Renate (Monza e Brianza), 6 settembre 2024 – Assa Abloy Italia ha un piano ben preciso: lo stabilimento Valli di Renate deve chiudere il prossimo 31 dicembre.
Lo ha illustrato ieri mattina nella sede dell’associazione industriali di Monza e Brianza, dopo che martedì aveva cominciato ad avvisare i clienti, oltre ai rappresentanti sindacali, dell’intenzione di cessare l’attività nella storica fabbrica di maniglie, fondata nel 1934 da Pasquale Valli e che dal 2008 è passata nelle mani del colosso multinazione svedese, proprietario di oltre 140 marchi nel settore del controllo degli accessi.
Considerando le festività di dicembre, ci sono poco più di 100 giorni per organizzare la chiusura del sipario su questo pezzo di storia industriale della Brianza. "La chiusura del sito produttivo significherebbe privare il territorio di una delle più importanti unità produttive, con un impatto sociale significativo per le lavoratrici, i lavoratori e le loro famiglie", spiegano Marco Ferrari per Feneal Uil, Maurizio Ferrari per Filca Cisl, e Maria Ciociola per Fillea Cgil.
La proposta dei sindacati è innanzitutto quella di avere più tempo a disposizione per verificare eventuali percorsi alternativi e comunque per consentire ai lavoratori di cercare una possibilità di rioccupazione fuori dalla Valli.
Ma a quanto pare l’azienda intende tirare dritto e si è detta indisponibile a esplorare percorsi alternativi. "Di fronte a tale atteggiamento – prosegue la nota congiunta diffusa dai sindacati – le lavoratrici e i lavoratori di Assa Abloy di Renate, insieme a Feneal Uil, Filca Cisl e Fillea Cgil, hanno deciso di intraprendere una serie di iniziative e di coinvolgere le parti politiche territoriali. L’obiettivo è di attivare un tavolo di confronto che possa individuare soluzioni e opportunità lavorative per i dipendenti del sito produttivo. Le organizzazioni sindacali rinnovano il loro impegno al fine di tutelare le lavoratrici e i lavoratori, ribadendo che la chiusura di uno stabilimento con tale valore storico e sociale non può essere accettata senza esplorare tutte le possibili alternative".
Se l’azienda non concederà nulla nemmeno sul fronte temporale, confermando l’intenzione di chiudere a fine dicembre, da oggi scatta un conto alla rovescia sulla possibilità per i 38 lavoratori di evitare di restare con un pugno di mosche in mano, potendo contare solo su quello che prevede per loro la legge, ovvero l’accesso alla Naspi per un periodo pari al 50% dei giorni lavorati negli ultimi 4 anni.

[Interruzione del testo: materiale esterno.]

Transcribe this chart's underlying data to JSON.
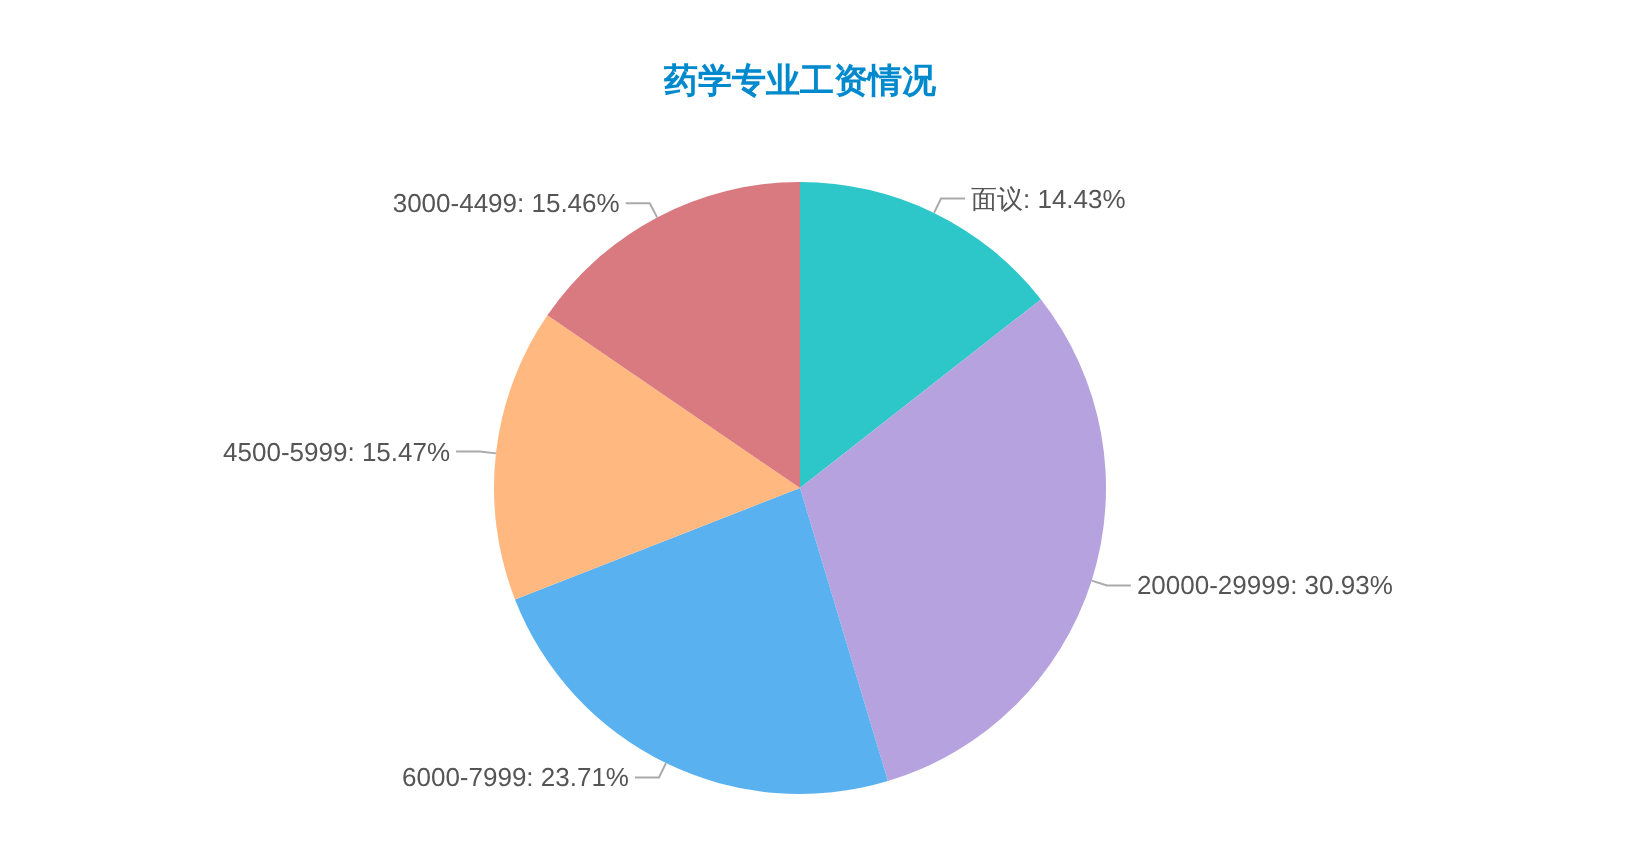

Nella migliore delle ipotesi quindi, contributo di disoccupazione al massimo per 2 anni, con il quale nessuno o quasi raggiungerebbe i requisiti per la pensione. Da oggi partono le chiamate alle istituzioni, Comune e Regione in primis, con la speranza che si possano trovare degli spazi di manovra per assicurare un futuro di più lungo termine a questi lavoratori e alle loro famiglie.
"Già dai prossimi giorni ci saranno incontri e confronti ad ogni livello, cercando di coinvolgere tutti i soggetti istituzionali per affrontare questa crisi", conclude Maria Ciociola della Filea Cgil.